Durante seis horas y veintidós minutos la niña del asiento de adelante no ha dejado de mirarme. De vez en cuando habla con la persona que está a su lado y vuelve a observarme lentamente, una y otra vez. He intentado ignorarla dándole una ojeada a la ciudad mientras la auxiliar de vuelo da la bienvenida a Mánchester, pero aun así me siento intimidado.
—Sin duda este ha sido el peor vuelo de mi vida —susurro. Al escucharme, mi hermana dirige la mirada hacia la niña.
—Disculpa, niña —reprende Gemma—. Tu mirada está intimidando a mi hermano. Lo vas a desgastar.
—Oh, lo siento —se disculpa y de forma muy amable se acomoda en su asiento.
—¿Acaso nunca aprendes, Melania? —regaña la mujer que está a su lado— ¿Cuántas veces tengo que decirte que no te disculpes con nadie?
—Lo siento, Ellie.
—Solo cállate. Ni siquiera cuando se viaja en primera clase se es libre de encontrarse con gente de la plebe —comenta.
—Maldit... —Gemma intenta defenderse del comentario pero le tapo la boca. No quiero aparecer en las portadas de las revistas por protagonizar un escándalo.
—Solo ignora el comentario —digo.
—Señores pasajeros, les habla la auxiliar de vuelo Rebecca Claire. En este momento nos encontramos próximos a aterrizar en el Aeropuerto Internacional Mánchester, en la ciudad de Mánchester. Por favor abrochar sus cinturones, poner las sillas en forma vertical y enderezar las mesas. Por favor permanezcan sentados hasta nuevo aviso.
No puedo evitar sentirme ansioso, hace seis años, después del divorcio de mis padres, juré jamás volver a esta ciudad. Pero aquí estoy, apunto de firmar el contrato más importante de mi vida con el sello discográfico más destacado de Europa, y todo gracias a los mellizos Seyfried.
Conocí a Brooklyn y Donatella Seyfried hace tres años, mientras estudiaba piano en Juilliard —antes de abandonar mi carrera por Alena—. Estos hermanos son como el agua y el aceite, lo único que comparten es su gusto por el violín y el cumpleaños. Por un lado Brooklyn es prudente, elocuente y de buenos modales; por el otro está Donatella: imprudente, impertinente y de pocos molades —sin contar que es una alcohólica—, aun así, tiene un gran corazón.
En este instante me encuentro pisando el suelo mancuniano. He tragado en seco unas diez mil veces. Las manos me sudan, mis latidos son cada vez más rápidos, es como si fuera a tener un ataque de ansiedad o pánico.
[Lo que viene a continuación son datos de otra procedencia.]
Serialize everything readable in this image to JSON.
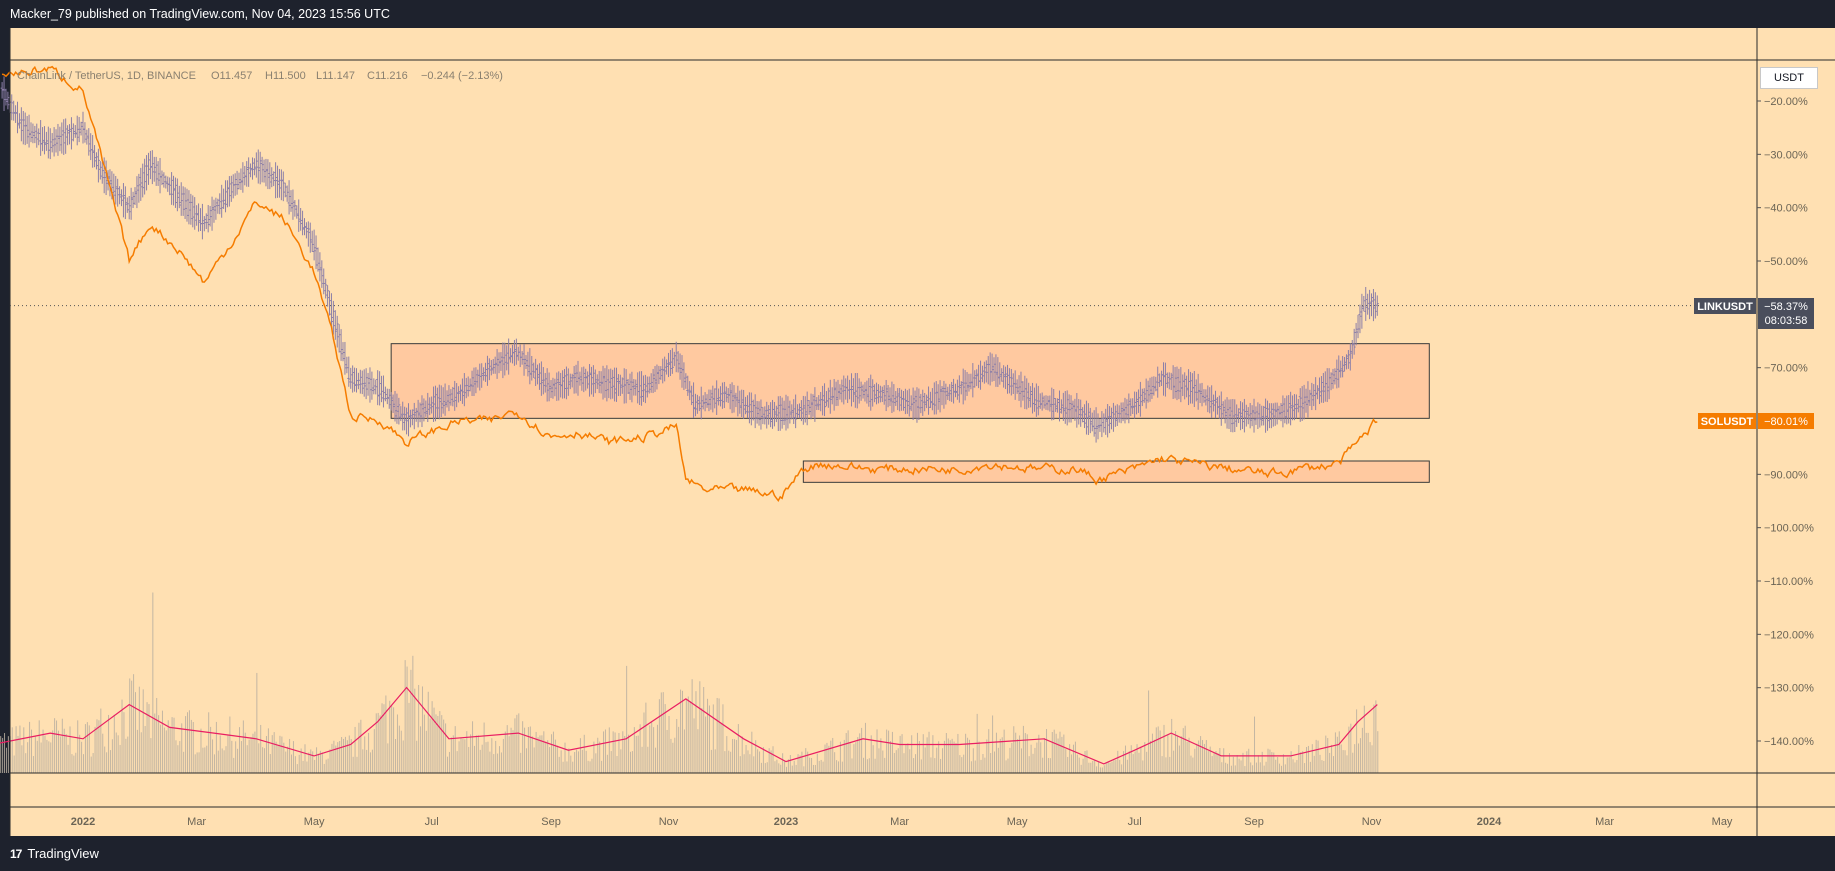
{
  "header": {
    "published_text": "Macker_79 published on TradingView.com, Nov 04, 2023 15:56 UTC"
  },
  "footer": {
    "logo_mark": "17",
    "logo_text": "TradingView"
  },
  "legend": {
    "symbol": "ChainLink / TetherUS, 1D, BINANCE",
    "open": "O11.457",
    "high": "H11.500",
    "low": "L11.147",
    "close": "C11.216",
    "change": "−0.244 (−2.13%)"
  },
  "price_axis": {
    "currency_label": "USDT",
    "ticks": [
      "−20.00%",
      "−30.00%",
      "−40.00%",
      "−50.00%",
      "−70.00%",
      "−90.00%",
      "−100.00%",
      "−110.00%",
      "−120.00%",
      "−130.00%",
      "−140.00%"
    ],
    "tick_values": [
      -20,
      -30,
      -40,
      -50,
      -70,
      -90,
      -100,
      -110,
      -120,
      -130,
      -140
    ]
  },
  "labels": {
    "link": {
      "symbol": "LINKUSDT",
      "value": "−58.37%",
      "countdown": "08:03:58",
      "color": "#4a4e5c"
    },
    "sol": {
      "symbol": "SOLUSDT",
      "value": "−80.01%",
      "color": "#f57c00"
    }
  },
  "time_axis": {
    "labels": [
      "2022",
      "Mar",
      "May",
      "Jul",
      "Sep",
      "Nov",
      "2023",
      "Mar",
      "May",
      "Jul",
      "Sep",
      "Nov",
      "2024",
      "Mar",
      "May"
    ],
    "label_dates": [
      "2022-01-01",
      "2022-03-01",
      "2022-05-01",
      "2022-07-01",
      "2022-09-01",
      "2022-11-01",
      "2023-01-01",
      "2023-03-01",
      "2023-05-01",
      "2023-07-01",
      "2023-09-01",
      "2023-11-01",
      "2024-01-01",
      "2024-03-01",
      "2024-05-01"
    ]
  },
  "colors": {
    "background": "#ffe0b2",
    "frame": "#1e222d",
    "link_bars": "#8c7fa8",
    "sol_line": "#f57c00",
    "box_fill": "#ffc9a0",
    "volume_bars": "#b9aea0",
    "volume_ma": "#e91e63"
  },
  "chart_data": {
    "type": "line",
    "title": "ChainLink / TetherUS, 1D, BINANCE",
    "y_unit": "% change",
    "ylim": [
      -145,
      -10
    ],
    "series": [
      {
        "name": "LINKUSDT",
        "style": "bars",
        "points": [
          [
            "2021-11-20",
            -18
          ],
          [
            "2021-12-01",
            -25
          ],
          [
            "2021-12-15",
            -28
          ],
          [
            "2022-01-01",
            -25
          ],
          [
            "2022-01-10",
            -33
          ],
          [
            "2022-01-25",
            -40
          ],
          [
            "2022-02-05",
            -32
          ],
          [
            "2022-02-20",
            -38
          ],
          [
            "2022-03-05",
            -43
          ],
          [
            "2022-03-20",
            -36
          ],
          [
            "2022-04-01",
            -32
          ],
          [
            "2022-04-15",
            -36
          ],
          [
            "2022-05-01",
            -47
          ],
          [
            "2022-05-12",
            -62
          ],
          [
            "2022-05-20",
            -72
          ],
          [
            "2022-06-05",
            -74
          ],
          [
            "2022-06-18",
            -80
          ],
          [
            "2022-07-01",
            -77
          ],
          [
            "2022-07-15",
            -75
          ],
          [
            "2022-08-01",
            -70
          ],
          [
            "2022-08-14",
            -67
          ],
          [
            "2022-09-01",
            -74
          ],
          [
            "2022-09-15",
            -72
          ],
          [
            "2022-10-01",
            -73
          ],
          [
            "2022-10-20",
            -74
          ],
          [
            "2022-11-05",
            -68
          ],
          [
            "2022-11-15",
            -77
          ],
          [
            "2022-12-01",
            -75
          ],
          [
            "2022-12-20",
            -79
          ],
          [
            "2023-01-10",
            -78
          ],
          [
            "2023-02-01",
            -74
          ],
          [
            "2023-02-20",
            -75
          ],
          [
            "2023-03-10",
            -77
          ],
          [
            "2023-04-01",
            -74
          ],
          [
            "2023-04-18",
            -70
          ],
          [
            "2023-05-10",
            -76
          ],
          [
            "2023-06-01",
            -78
          ],
          [
            "2023-06-12",
            -81
          ],
          [
            "2023-07-01",
            -77
          ],
          [
            "2023-07-15",
            -72
          ],
          [
            "2023-08-01",
            -74
          ],
          [
            "2023-08-20",
            -79
          ],
          [
            "2023-09-10",
            -79
          ],
          [
            "2023-09-25",
            -77
          ],
          [
            "2023-10-10",
            -73
          ],
          [
            "2023-10-21",
            -68
          ],
          [
            "2023-10-28",
            -58
          ],
          [
            "2023-11-04",
            -58.37
          ]
        ]
      },
      {
        "name": "SOLUSDT",
        "style": "line",
        "points": [
          [
            "2021-11-20",
            -15
          ],
          [
            "2021-12-15",
            -14
          ],
          [
            "2022-01-01",
            -18
          ],
          [
            "2022-01-10",
            -30
          ],
          [
            "2022-01-25",
            -50
          ],
          [
            "2022-02-05",
            -43
          ],
          [
            "2022-02-20",
            -48
          ],
          [
            "2022-03-05",
            -54
          ],
          [
            "2022-03-20",
            -46
          ],
          [
            "2022-04-01",
            -39
          ],
          [
            "2022-04-15",
            -42
          ],
          [
            "2022-05-01",
            -52
          ],
          [
            "2022-05-12",
            -66
          ],
          [
            "2022-05-20",
            -79
          ],
          [
            "2022-06-05",
            -80
          ],
          [
            "2022-06-18",
            -84
          ],
          [
            "2022-07-01",
            -82
          ],
          [
            "2022-07-15",
            -80
          ],
          [
            "2022-08-01",
            -80
          ],
          [
            "2022-08-14",
            -78
          ],
          [
            "2022-09-01",
            -83
          ],
          [
            "2022-09-15",
            -82
          ],
          [
            "2022-10-01",
            -84
          ],
          [
            "2022-10-20",
            -83
          ],
          [
            "2022-11-05",
            -81
          ],
          [
            "2022-11-10",
            -91
          ],
          [
            "2022-11-20",
            -93
          ],
          [
            "2022-12-10",
            -93
          ],
          [
            "2022-12-30",
            -94
          ],
          [
            "2023-01-10",
            -89
          ],
          [
            "2023-01-20",
            -88
          ],
          [
            "2023-02-15",
            -89
          ],
          [
            "2023-03-10",
            -89
          ],
          [
            "2023-04-01",
            -89
          ],
          [
            "2023-04-18",
            -88
          ],
          [
            "2023-05-10",
            -89
          ],
          [
            "2023-06-01",
            -89
          ],
          [
            "2023-06-12",
            -91
          ],
          [
            "2023-07-01",
            -89
          ],
          [
            "2023-07-15",
            -87
          ],
          [
            "2023-08-01",
            -88
          ],
          [
            "2023-08-20",
            -89
          ],
          [
            "2023-09-10",
            -90
          ],
          [
            "2023-09-25",
            -89
          ],
          [
            "2023-10-15",
            -88
          ],
          [
            "2023-10-25",
            -84
          ],
          [
            "2023-11-01",
            -81
          ],
          [
            "2023-11-04",
            -80.01
          ]
        ]
      }
    ],
    "rectangles": [
      {
        "x": [
          "2022-06-10",
          "2023-12-01"
        ],
        "y": [
          -79.5,
          -65.5
        ]
      },
      {
        "x": [
          "2023-01-10",
          "2023-12-01"
        ],
        "y": [
          -91.5,
          -87.5
        ]
      }
    ],
    "volume_ma_points": [
      [
        "2021-11-15",
        0.25
      ],
      [
        "2021-12-15",
        0.35
      ],
      [
        "2022-01-01",
        0.3
      ],
      [
        "2022-01-25",
        0.6
      ],
      [
        "2022-02-15",
        0.4
      ],
      [
        "2022-03-10",
        0.35
      ],
      [
        "2022-04-01",
        0.3
      ],
      [
        "2022-05-01",
        0.15
      ],
      [
        "2022-05-20",
        0.25
      ],
      [
        "2022-06-03",
        0.45
      ],
      [
        "2022-06-18",
        0.75
      ],
      [
        "2022-07-10",
        0.3
      ],
      [
        "2022-08-15",
        0.35
      ],
      [
        "2022-09-10",
        0.2
      ],
      [
        "2022-10-10",
        0.3
      ],
      [
        "2022-11-10",
        0.65
      ],
      [
        "2022-12-10",
        0.3
      ],
      [
        "2023-01-01",
        0.1
      ],
      [
        "2023-02-10",
        0.3
      ],
      [
        "2023-03-01",
        0.25
      ],
      [
        "2023-04-01",
        0.25
      ],
      [
        "2023-05-15",
        0.3
      ],
      [
        "2023-06-15",
        0.08
      ],
      [
        "2023-07-01",
        0.2
      ],
      [
        "2023-07-20",
        0.35
      ],
      [
        "2023-08-15",
        0.15
      ],
      [
        "2023-09-20",
        0.15
      ],
      [
        "2023-10-15",
        0.25
      ],
      [
        "2023-10-25",
        0.45
      ],
      [
        "2023-11-04",
        0.6
      ]
    ]
  }
}
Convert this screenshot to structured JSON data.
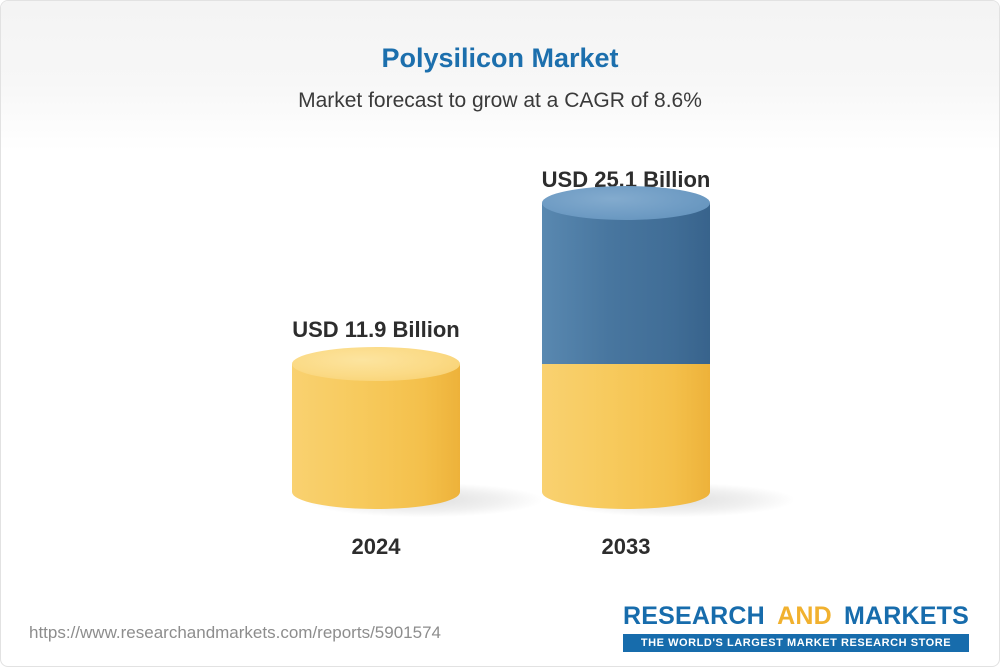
{
  "header": {
    "title": "Polysilicon Market",
    "subtitle": "Market forecast to grow at a CAGR of 8.6%"
  },
  "chart_data": {
    "type": "bar",
    "bar_style": "3d-cylinder",
    "categories": [
      "2024",
      "2033"
    ],
    "values": [
      11.9,
      25.1
    ],
    "value_labels": [
      "USD 11.9 Billion",
      "USD 25.1 Billion"
    ],
    "unit": "USD Billion",
    "cagr_pct": 8.6,
    "title": "Polysilicon Market",
    "subtitle": "Market forecast to grow at a CAGR of 8.6%",
    "legend": "none",
    "grid": false,
    "colors": {
      "base_segment": "#f7ca5d",
      "growth_segment": "#48769f"
    },
    "segments": [
      {
        "category": "2024",
        "parts": [
          {
            "value": 11.9,
            "color": "#f7ca5d"
          }
        ]
      },
      {
        "category": "2033",
        "parts": [
          {
            "value": 11.9,
            "color": "#f7ca5d"
          },
          {
            "value": 13.2,
            "color": "#48769f"
          }
        ]
      }
    ]
  },
  "footer": {
    "url": "https://www.researchandmarkets.com/reports/5901574",
    "logo": {
      "research": "RESEARCH",
      "and": "AND",
      "markets": "MARKETS",
      "tagline": "THE WORLD'S LARGEST MARKET RESEARCH STORE"
    }
  }
}
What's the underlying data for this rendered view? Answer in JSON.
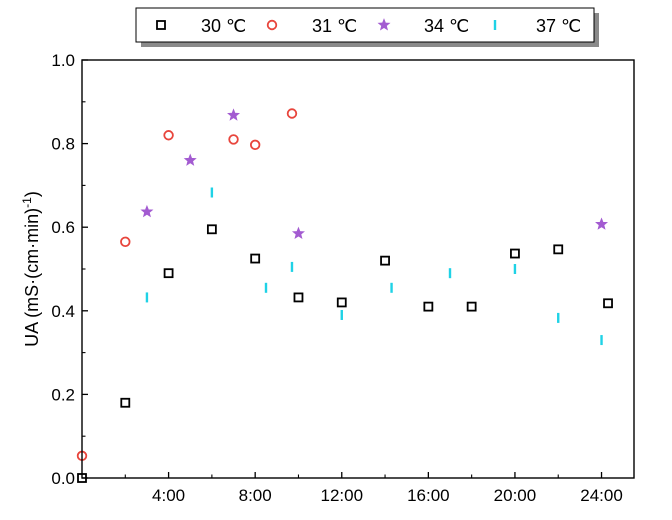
{
  "chart_data": {
    "type": "scatter",
    "xlabel": "",
    "ylabel": "UA (mS·(cm·min)",
    "ylabel_sup": "-1",
    "ylabel_close": ")",
    "xlim": [
      0,
      25.5
    ],
    "ylim": [
      0,
      1.0
    ],
    "x_ticks": [
      {
        "value": 4,
        "label": "4:00"
      },
      {
        "value": 8,
        "label": "8:00"
      },
      {
        "value": 12,
        "label": "12:00"
      },
      {
        "value": 16,
        "label": "16:00"
      },
      {
        "value": 20,
        "label": "20:00"
      },
      {
        "value": 24,
        "label": "24:00"
      }
    ],
    "y_ticks": [
      {
        "value": 0.0,
        "label": "0.0"
      },
      {
        "value": 0.2,
        "label": "0.2"
      },
      {
        "value": 0.4,
        "label": "0.4"
      },
      {
        "value": 0.6,
        "label": "0.6"
      },
      {
        "value": 0.8,
        "label": "0.8"
      },
      {
        "value": 1.0,
        "label": "1.0"
      }
    ],
    "legend_position": "top",
    "series": [
      {
        "name": "30 ℃",
        "marker": "square",
        "color": "#000000",
        "x": [
          0,
          2,
          4,
          6,
          8,
          10,
          12,
          14,
          16,
          18,
          20,
          22,
          24.3
        ],
        "y": [
          0.0,
          0.18,
          0.49,
          0.595,
          0.525,
          0.432,
          0.42,
          0.52,
          0.41,
          0.41,
          0.537,
          0.547,
          0.418
        ]
      },
      {
        "name": "31 ℃",
        "marker": "circle",
        "color": "#e8453c",
        "x": [
          0,
          2,
          4,
          7,
          8,
          9.7
        ],
        "y": [
          0.053,
          0.565,
          0.82,
          0.81,
          0.797,
          0.872
        ]
      },
      {
        "name": "34 ℃",
        "marker": "star",
        "color": "#a35bd1",
        "x": [
          3,
          5,
          7,
          10,
          24
        ],
        "y": [
          0.637,
          0.76,
          0.868,
          0.585,
          0.607
        ]
      },
      {
        "name": "37 ℃",
        "marker": "dash",
        "color": "#1fd2e6",
        "x": [
          3,
          6,
          8.5,
          9.7,
          12,
          14.3,
          17,
          20,
          22,
          24
        ],
        "y": [
          0.432,
          0.683,
          0.455,
          0.505,
          0.39,
          0.455,
          0.49,
          0.5,
          0.383,
          0.33
        ]
      }
    ]
  }
}
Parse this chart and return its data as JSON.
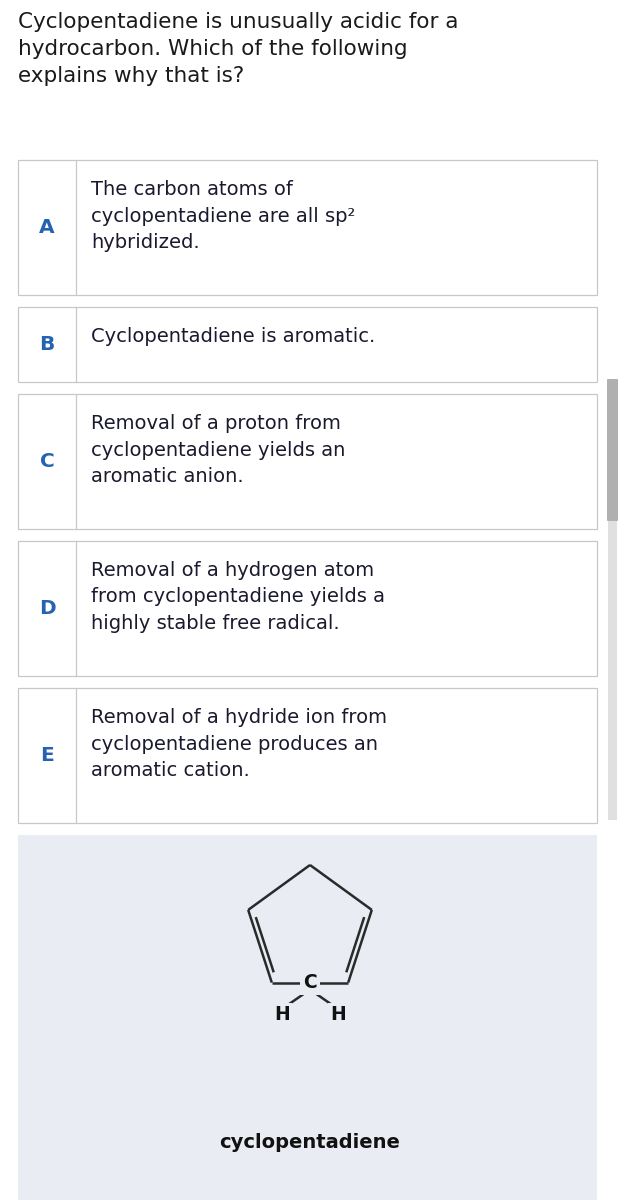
{
  "title": "Cyclopentadiene is unusually acidic for a\nhydrocarbon. Which of the following\nexplains why that is?",
  "title_color": "#1a1a1a",
  "title_fontsize": 15.5,
  "bg_color": "#ffffff",
  "option_bg": "#ffffff",
  "bottom_bg": "#eaecf4",
  "border_color": "#c8c8c8",
  "label_color": "#2563b0",
  "text_color": "#1a1a2e",
  "options": [
    {
      "label": "A",
      "text": "The carbon atoms of\ncyclopentadiene are all sp²\nhybridized."
    },
    {
      "label": "B",
      "text": "Cyclopentadiene is aromatic."
    },
    {
      "label": "C",
      "text": "Removal of a proton from\ncyclopentadiene yields an\naromatic anion."
    },
    {
      "label": "D",
      "text": "Removal of a hydrogen atom\nfrom cyclopentadiene yields a\nhighly stable free radical."
    },
    {
      "label": "E",
      "text": "Removal of a hydride ion from\ncyclopentadiene produces an\naromatic cation."
    }
  ],
  "label_fontsize": 14.5,
  "option_fontsize": 14,
  "molecule_label": "cyclopentadiene",
  "molecule_label_fontsize": 14,
  "scrollbar_color": "#b0b0b0"
}
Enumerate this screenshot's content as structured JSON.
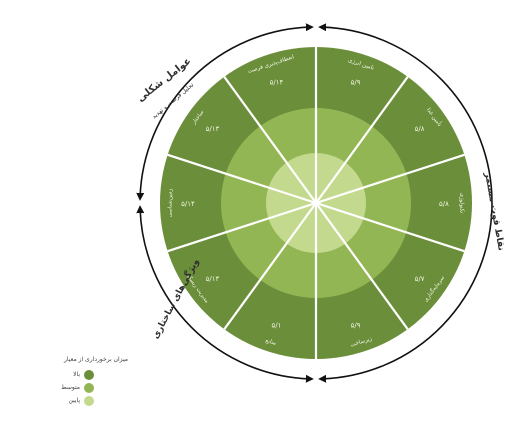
{
  "colors": {
    "high": "#6b8e3a",
    "medium": "#93b655",
    "low": "#c3d98e",
    "lines": "#ffffff",
    "text": "#2e2e2e"
  },
  "segments": [
    {
      "label": "تامین انرژی",
      "score": "۵/۹"
    },
    {
      "label": "تأمین غذا",
      "score": "۵/۸"
    },
    {
      "label": "تکنولوژی",
      "score": "۵/۸"
    },
    {
      "label": "سرمایه‌گذاری",
      "score": "۵/۷"
    },
    {
      "label": "زیرساخت",
      "score": "۵/۹"
    },
    {
      "label": "منابع",
      "score": "۵/۱"
    },
    {
      "label": "مدیریت ریسک",
      "score": "۵/۱۳"
    },
    {
      "label": "زمین‌شناسی",
      "score": "۵/۱۴"
    },
    {
      "label": "ساختار",
      "score": "۵/۱۳"
    },
    {
      "label": "انعطاف‌پذیری فرصت",
      "score": "۵/۱۴"
    }
  ],
  "groups": {
    "right": "نقاط قوت مستمر",
    "top_left": "عوامل شکلی",
    "top_left_sub": "تحلیل فرصت و تهدید",
    "bottom_left": "ویژگی‌های ساختاری"
  },
  "legend": {
    "title": "میزان برخورداری از معیار",
    "items": [
      {
        "label": "بالا",
        "level": "high"
      },
      {
        "label": "متوسط",
        "level": "medium"
      },
      {
        "label": "پایین",
        "level": "low"
      }
    ]
  }
}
—Recuerdo como si hubiera sido ayer cuando decías que jamás volverías a Mánchester, incluso te prohibiste pronunciar su nombre —Gemma me arrebata la maleta y la coloca en el escáner de rayos X—. Y ahora estás aquí, intentando regresar a los escenarios después de haber abandonado tu carrera por complacer a una perra —pongo los ojos en blanco, odio cuando reprocha mis malas decisiones—. La verdad, nunca creí que fueras a aceptar la propuesta de Seyfried Records, como sueles decir que hasta estar en la misma ciudad que papá te da ganas de golpearlo... —la fulmino con la mirada. Ella desvía los ojos hacia otro lado— ¿sabías que los Seyfried son los dueños del conglomerado más grande del continente?
No respondo a su pregunta, es algo muy obvio.
—Todavía no entiendo cómo te hiciste amigo de Donatella y Brooklyn Seyfried —prosigue mi hermana—, he oído que son unos malditos presumidos.
—Entiéndelos, Gemma. Su padre es el hombre más rico de Europa. Aparte ni los conoces.
Hay aproximadamente sesenta personas saludándome, algunas tienen carteles que dicen "Bienvenido a casa", "Te amamos", "Serás un éxito". Me detengo por un momento y los saludo con una sonrisa y retomo mi camino para llegar a la puerta de salida, donde Elliot Max y Ben nos esperan.